Management of Failed SLAP Repair. A Systematic Review
The management of failed SLAP repairs
Superior labral anterior-posterior (SLAP) tears are common shoulder injuries, especially in overhead athletes. However, outcomes of SLAP repair can be variable and failures occur.
Reasons for Failure
– The most common reason for failed SLAP repair is persistent mechanical symptoms that do not resolve with conservative treatment.
– Other causes include concomitant shoulder pathology, technical errors, hardware issues, and subsequent traumatic injuries.
– Patient factors like age over 40 years and tobacco use increase failure risk.
Evaluation of Failed Repair
– Thorough history, physical exam, and imaging are needed to identify causes of persistent pain and dysfunction after SLAP repair.
– Non-operative treatment is initially pursued but diagnostic arthroscopy may be required.

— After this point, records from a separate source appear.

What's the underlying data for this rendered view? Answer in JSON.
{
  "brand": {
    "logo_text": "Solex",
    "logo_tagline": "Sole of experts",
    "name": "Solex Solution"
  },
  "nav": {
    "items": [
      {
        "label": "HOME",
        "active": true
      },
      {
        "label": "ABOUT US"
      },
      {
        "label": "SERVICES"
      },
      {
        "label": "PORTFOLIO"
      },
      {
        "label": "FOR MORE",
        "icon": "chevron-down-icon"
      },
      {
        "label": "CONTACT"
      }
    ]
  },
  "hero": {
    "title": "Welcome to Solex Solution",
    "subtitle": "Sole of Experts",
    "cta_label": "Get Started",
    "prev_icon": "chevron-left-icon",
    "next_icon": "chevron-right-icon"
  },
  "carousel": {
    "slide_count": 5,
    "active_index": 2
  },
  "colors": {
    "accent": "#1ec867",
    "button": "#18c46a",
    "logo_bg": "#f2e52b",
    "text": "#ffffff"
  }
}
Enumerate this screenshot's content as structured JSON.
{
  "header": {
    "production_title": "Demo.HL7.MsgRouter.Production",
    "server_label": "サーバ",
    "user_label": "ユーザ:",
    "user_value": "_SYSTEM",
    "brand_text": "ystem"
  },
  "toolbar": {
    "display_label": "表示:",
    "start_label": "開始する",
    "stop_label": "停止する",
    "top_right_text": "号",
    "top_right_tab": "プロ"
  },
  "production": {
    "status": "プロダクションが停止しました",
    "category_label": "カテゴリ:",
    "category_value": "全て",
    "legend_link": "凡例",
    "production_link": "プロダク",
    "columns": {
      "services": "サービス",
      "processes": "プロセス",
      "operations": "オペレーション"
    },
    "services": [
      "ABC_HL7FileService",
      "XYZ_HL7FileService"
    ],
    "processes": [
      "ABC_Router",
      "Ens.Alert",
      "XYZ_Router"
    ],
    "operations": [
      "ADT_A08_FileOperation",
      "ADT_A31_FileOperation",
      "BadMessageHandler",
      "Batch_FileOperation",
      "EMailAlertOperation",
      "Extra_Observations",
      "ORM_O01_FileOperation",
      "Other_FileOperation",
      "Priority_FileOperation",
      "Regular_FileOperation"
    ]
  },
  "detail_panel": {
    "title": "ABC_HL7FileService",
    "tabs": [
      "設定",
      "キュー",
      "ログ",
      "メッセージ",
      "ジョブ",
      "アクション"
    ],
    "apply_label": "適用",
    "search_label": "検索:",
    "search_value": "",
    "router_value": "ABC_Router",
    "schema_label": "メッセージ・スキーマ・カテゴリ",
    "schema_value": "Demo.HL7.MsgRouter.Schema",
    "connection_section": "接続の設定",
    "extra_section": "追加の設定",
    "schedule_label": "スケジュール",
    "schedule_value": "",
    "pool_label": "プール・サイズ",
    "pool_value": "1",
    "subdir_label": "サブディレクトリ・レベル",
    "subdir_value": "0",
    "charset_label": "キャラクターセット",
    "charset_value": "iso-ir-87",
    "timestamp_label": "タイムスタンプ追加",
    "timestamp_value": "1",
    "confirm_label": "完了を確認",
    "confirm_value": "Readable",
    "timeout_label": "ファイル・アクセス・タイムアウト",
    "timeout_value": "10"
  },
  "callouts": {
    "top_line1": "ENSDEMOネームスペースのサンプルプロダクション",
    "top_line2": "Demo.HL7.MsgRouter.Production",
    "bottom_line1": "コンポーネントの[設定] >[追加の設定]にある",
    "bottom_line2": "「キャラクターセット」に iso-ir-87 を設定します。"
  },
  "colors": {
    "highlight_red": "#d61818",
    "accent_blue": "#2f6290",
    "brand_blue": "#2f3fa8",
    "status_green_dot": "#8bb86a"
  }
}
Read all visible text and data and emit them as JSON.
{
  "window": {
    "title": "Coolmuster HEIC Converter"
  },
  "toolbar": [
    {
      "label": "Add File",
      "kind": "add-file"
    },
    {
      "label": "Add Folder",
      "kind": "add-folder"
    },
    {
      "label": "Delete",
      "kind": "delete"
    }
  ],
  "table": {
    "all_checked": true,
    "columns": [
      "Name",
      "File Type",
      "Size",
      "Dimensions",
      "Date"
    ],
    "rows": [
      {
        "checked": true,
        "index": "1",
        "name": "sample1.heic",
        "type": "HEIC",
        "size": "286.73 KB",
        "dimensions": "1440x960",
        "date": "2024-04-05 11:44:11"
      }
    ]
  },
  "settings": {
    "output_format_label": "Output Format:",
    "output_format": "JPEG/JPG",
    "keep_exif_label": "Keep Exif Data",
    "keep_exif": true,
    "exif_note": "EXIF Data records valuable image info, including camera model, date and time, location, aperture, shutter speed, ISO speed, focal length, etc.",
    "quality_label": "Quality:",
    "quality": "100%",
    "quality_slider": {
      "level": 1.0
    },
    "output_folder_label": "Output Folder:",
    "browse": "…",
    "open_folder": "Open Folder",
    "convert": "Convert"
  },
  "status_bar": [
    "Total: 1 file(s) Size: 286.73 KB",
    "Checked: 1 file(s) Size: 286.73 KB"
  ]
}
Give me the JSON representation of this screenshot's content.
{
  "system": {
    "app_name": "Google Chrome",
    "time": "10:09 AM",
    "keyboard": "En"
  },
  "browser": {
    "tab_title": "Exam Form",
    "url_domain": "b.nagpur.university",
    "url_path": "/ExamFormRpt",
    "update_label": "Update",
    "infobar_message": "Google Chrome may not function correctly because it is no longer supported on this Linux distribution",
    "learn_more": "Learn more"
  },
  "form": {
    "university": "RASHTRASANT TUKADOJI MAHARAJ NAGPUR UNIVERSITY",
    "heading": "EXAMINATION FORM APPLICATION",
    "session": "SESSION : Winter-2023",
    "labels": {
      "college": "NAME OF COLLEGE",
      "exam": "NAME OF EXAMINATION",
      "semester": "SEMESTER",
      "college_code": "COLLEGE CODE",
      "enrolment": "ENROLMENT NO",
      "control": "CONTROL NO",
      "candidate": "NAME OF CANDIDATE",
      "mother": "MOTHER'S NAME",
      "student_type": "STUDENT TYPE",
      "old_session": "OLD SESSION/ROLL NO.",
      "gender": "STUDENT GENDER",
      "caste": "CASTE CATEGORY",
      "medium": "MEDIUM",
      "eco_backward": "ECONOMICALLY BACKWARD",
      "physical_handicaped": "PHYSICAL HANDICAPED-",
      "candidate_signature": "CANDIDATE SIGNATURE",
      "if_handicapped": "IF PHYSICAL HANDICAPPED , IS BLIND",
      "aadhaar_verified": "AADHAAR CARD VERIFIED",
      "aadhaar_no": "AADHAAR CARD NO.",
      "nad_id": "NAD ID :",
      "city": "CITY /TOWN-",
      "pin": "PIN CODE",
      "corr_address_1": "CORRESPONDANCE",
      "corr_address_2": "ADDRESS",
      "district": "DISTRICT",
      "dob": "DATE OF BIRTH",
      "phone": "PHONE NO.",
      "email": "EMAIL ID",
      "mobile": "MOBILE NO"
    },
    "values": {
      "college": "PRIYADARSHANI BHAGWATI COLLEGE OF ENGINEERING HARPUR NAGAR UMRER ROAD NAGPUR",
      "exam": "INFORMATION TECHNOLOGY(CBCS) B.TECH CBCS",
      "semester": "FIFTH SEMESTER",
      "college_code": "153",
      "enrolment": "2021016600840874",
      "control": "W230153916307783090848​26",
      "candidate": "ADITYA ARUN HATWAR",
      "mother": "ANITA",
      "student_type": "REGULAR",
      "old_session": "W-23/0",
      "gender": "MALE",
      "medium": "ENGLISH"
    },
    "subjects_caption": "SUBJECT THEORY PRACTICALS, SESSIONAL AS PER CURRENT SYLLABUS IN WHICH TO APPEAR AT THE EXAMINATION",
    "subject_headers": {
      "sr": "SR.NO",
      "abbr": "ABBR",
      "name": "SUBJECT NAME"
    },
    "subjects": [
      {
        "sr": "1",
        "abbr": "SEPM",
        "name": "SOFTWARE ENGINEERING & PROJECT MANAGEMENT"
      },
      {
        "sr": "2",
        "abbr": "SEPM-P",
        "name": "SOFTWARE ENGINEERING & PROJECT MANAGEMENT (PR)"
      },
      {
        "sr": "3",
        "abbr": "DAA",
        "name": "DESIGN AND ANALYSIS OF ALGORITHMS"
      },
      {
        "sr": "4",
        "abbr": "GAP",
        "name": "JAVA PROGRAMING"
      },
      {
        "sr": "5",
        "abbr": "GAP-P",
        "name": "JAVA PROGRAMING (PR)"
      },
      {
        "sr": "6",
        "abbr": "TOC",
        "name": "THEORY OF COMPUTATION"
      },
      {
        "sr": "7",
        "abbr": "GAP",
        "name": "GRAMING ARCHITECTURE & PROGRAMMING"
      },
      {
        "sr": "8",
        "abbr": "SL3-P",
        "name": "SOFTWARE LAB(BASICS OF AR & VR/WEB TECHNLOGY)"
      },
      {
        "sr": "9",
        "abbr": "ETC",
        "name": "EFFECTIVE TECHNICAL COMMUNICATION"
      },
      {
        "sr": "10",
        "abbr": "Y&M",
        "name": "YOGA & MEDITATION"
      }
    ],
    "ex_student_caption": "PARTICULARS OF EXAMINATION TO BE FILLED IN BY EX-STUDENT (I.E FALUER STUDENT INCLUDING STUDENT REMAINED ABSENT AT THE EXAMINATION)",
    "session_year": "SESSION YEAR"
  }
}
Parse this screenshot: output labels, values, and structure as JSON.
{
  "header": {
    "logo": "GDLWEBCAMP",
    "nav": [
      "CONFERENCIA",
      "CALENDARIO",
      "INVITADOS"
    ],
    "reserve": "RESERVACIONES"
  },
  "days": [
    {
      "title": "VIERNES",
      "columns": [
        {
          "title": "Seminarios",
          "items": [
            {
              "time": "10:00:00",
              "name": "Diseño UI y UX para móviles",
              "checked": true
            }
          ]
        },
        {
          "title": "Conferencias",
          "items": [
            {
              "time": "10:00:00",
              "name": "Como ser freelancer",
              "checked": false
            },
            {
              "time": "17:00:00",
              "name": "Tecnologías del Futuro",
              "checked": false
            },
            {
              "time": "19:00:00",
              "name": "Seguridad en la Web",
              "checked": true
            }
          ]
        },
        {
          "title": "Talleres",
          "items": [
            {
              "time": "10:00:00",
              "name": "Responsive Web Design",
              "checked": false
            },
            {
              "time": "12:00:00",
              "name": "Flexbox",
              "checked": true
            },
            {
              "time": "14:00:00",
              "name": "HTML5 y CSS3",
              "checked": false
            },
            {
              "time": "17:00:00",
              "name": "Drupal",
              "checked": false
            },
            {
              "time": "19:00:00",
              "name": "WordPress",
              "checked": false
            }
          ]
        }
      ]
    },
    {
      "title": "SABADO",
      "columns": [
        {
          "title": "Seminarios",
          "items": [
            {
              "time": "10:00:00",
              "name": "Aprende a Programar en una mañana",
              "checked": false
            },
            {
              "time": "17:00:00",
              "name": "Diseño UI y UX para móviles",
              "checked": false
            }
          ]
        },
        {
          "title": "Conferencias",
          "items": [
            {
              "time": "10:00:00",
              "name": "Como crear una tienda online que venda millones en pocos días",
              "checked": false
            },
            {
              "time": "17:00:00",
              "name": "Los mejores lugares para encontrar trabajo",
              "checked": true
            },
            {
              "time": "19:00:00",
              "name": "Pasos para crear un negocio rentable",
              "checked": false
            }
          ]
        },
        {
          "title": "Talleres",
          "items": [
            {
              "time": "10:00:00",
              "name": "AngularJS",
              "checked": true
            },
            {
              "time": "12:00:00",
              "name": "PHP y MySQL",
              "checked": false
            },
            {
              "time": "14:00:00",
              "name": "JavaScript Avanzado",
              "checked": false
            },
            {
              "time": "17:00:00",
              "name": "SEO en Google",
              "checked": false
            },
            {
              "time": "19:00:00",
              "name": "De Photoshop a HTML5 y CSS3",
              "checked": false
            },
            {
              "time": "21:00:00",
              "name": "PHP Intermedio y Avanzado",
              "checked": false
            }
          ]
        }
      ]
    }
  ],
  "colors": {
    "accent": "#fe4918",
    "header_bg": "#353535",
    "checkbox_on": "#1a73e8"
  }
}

– No definitive guidelines exist for managing failed SLAP repairs. Treatment is tailored to the reason for failure and patient characteristics.
– Options include revision SLAP repair, biceps tenodesis or tenotomy, subacromial decompression, and hardware removal.
Outcomes of Revision Surgery
– All studies in this review reported improved functional outcomes after revision surgery compared to pre-operatively.
– A cohort study found higher return to activity rates with biceps tenodesis versus revision SLAP repair.
– Reported complication rates were low, around 1%, and no revision failures were noted but study quality was limited.
– This systematic review provides an overview of current evidence on outcomes of various techniques for failed SLAP repairs.
– Most studies were case series and comparative trials are lacking, precluding strong conclusions.
– Further high-quality randomized trials comparing management options are needed.
– Persistent post-operative pain is the most common reason for failed SLAP repair requiring revision surgery.
– Outcomes are generally good after revision but techniques must be individualized for each patient.
– Higher level evidence is still needed to guide treatment decisions for this difficult problem.
In summary, while some evidence exists, management of failed SLAP repairs remains challenging. Additional comparative research can help better define optimal surgical strategies and improve outcomes for these patients. Careful patient selection and identifying the reason for failure are critical to success.